Happiness has been viewed as a temporary emotional state (e.g., pleasure) and a relatively stable state of being happy (subjective happiness level). As previous studies demonstrated that individuals with high subjective happiness level rated their current affective states more positively when they experience positive events, these two aspects of happiness are interrelated. According to a recent neuroimaging study, the cytosine to thymine single-nucleotide polymorphism of the human cannabinoid receptor 1 gene is associated with sensitivity to positive emotional stimuli. Thus, we hypothesized that our genetic traits, such as the human cannabinoid receptor 1 genotypes, are closely related to the two aspects of happiness. In Experiment 1, 198 healthy volunteers were used to compare the subjective happiness level between cytosine allele carriers and thymine-thymine carriers of the human cannabinoid receptor 1 gene. In Experiment 2, we used positron emission tomography with 20 healthy participants to compare the brain responses to positive emotional stimuli of cytosine allele carriers to that of thymine-thymine carriers. Compared to thymine-thymine carriers, cytosine allele carriers have a higher subjective happiness level. Regression analysis indicated that the cytosine allele is significantly associated with subjective happiness level. The positive mood after watching a positive film was significantly higher for the cytosine allele carriers compared to the thymine-thymine carriers. Positive emotion-related brain region such as the medial prefrontal cortex was significantly activated when the cytosine allele carriers watched the positive film compared to the thymine-thymine carriers. Thus, the human cannabinoid receptor 1 genotypes are closely related to two aspects of happiness. Compared to thymine-thymine carriers, the cytosine allele carriers of the human cannabinoid receptor 1 gene, who are sensitive to positive emotional stimuli, exhibited greater magnitude positive emotions when they experienced positive events and had a higher subjective happiness level.

Partial Text

Happiness is one of the most fundamental human goals, which has led researchers to examine the source of individual happiness.

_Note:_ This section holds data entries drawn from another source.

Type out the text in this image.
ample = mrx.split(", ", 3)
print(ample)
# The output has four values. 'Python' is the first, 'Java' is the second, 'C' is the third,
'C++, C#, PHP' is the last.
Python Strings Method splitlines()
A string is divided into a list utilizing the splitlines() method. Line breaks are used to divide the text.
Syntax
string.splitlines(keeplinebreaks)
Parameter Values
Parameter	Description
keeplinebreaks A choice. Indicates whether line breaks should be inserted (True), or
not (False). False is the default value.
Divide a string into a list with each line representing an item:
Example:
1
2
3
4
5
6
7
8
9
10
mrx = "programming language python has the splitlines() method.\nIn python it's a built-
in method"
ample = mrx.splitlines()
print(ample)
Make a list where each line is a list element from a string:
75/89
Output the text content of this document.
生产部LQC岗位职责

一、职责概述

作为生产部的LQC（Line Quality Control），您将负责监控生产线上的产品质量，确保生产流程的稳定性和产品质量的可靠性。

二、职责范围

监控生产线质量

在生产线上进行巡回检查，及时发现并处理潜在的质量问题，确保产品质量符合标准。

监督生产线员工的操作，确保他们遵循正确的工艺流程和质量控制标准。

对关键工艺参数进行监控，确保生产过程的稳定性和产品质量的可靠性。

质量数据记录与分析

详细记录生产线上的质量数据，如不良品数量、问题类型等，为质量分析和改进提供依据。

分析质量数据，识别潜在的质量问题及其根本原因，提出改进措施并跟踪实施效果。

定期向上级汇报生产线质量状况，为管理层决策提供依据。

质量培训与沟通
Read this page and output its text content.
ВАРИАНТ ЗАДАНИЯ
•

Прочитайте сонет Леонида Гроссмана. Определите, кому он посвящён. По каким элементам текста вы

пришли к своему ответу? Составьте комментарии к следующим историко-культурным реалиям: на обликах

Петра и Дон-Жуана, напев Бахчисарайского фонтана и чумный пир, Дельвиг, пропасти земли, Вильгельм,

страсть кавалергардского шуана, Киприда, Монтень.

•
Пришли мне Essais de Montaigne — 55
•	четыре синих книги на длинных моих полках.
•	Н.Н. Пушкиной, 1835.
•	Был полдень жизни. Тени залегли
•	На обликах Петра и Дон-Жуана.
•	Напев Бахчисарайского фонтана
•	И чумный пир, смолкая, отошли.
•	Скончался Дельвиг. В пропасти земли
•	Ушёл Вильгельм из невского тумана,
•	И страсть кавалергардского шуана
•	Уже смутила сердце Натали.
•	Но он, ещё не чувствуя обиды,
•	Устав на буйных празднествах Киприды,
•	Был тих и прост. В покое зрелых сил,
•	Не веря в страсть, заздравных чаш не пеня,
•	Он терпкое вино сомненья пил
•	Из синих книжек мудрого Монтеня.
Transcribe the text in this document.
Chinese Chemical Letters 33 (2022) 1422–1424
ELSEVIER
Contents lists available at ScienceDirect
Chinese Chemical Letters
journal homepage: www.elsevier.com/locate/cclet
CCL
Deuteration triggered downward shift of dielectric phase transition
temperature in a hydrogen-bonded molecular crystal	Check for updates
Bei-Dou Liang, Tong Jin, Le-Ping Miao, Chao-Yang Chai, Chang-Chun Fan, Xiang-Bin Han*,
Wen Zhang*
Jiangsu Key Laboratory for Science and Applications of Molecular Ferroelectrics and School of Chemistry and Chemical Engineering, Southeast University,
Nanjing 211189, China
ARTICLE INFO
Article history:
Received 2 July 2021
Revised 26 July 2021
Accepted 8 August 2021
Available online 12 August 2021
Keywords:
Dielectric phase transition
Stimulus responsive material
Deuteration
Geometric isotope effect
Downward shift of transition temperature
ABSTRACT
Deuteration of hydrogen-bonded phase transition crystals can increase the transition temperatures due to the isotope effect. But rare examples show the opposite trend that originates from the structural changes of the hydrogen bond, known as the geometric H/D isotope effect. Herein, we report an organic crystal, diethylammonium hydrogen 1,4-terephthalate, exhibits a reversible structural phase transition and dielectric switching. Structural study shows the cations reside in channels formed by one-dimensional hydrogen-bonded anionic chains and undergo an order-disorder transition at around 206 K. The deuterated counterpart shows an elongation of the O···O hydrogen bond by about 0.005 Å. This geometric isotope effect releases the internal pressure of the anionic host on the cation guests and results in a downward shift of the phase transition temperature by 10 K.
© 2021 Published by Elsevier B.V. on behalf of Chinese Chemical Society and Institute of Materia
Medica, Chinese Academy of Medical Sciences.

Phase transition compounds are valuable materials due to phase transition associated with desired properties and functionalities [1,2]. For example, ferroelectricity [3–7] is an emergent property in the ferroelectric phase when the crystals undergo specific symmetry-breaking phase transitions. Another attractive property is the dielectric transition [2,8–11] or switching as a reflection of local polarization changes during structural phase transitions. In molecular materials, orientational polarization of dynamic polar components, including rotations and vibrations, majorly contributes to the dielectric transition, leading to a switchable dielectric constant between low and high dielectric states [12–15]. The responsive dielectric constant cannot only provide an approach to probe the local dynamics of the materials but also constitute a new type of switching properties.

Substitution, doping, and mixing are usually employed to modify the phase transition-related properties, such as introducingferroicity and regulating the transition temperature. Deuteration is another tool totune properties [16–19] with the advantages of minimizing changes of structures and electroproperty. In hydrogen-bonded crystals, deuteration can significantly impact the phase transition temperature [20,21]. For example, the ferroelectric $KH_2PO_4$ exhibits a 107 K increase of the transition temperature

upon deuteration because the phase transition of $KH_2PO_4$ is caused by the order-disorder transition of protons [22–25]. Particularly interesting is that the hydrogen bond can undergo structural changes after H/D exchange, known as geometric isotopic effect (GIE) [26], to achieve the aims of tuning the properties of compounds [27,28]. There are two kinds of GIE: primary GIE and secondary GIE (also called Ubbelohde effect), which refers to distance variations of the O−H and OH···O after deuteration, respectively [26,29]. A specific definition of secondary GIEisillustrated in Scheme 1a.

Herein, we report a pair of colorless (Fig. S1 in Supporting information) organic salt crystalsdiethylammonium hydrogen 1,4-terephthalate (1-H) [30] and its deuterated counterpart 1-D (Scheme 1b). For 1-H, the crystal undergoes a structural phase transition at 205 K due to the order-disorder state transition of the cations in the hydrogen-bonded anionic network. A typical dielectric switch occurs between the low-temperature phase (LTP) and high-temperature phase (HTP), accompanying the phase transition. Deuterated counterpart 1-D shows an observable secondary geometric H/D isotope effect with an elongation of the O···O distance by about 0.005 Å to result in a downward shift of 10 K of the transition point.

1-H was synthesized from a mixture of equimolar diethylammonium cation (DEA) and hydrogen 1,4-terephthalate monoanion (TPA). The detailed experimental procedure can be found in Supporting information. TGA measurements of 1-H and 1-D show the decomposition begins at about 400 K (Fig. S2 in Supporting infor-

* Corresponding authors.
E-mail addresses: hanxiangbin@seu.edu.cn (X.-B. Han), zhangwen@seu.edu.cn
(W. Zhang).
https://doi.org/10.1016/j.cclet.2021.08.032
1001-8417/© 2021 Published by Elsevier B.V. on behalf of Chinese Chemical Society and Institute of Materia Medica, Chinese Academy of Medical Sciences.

Happiness as a scientific construct has been viewed as a temporary emotional state (hedonia) and a relatively stable state of being happy (eudaimonia) [1]–[3]. Hedonia is usually experienced when we get the material objects and action opportunities we wish to possess or experience [4]–[8]. Therefore, at the least, hedonia corresponds to a psychological state of pleasure and is greatly influenced by life events or circumstances, such as health, human relationships, household income, and housing conditions [3]–[6]. In contrast, according to previous studies, there is a relatively stable state of being happy, which is related to the sum of one’s recent levels of affect, one’s satisfaction with life, and disposition/propensity [1]–[3]. Although eudaimonia may be more difficult to define scientifically, at the least, it corresponds to a subjective assessment of one’s life lived well (e.g., subjective well-being or subjective happiness level) rather than to an emotional feeling [4]–[6], [9].

In this study, we hypothesized that the CNR1 genotypes were closely related to happiness. That is, compared to the TT carriers, the C allele carriers of the SNP of the CNR1 (rs806377), who are sensitive to positive emotional stimuli, may experience greater magnitude positive emotions when they experience positive events and may have a higher subjective happiness level.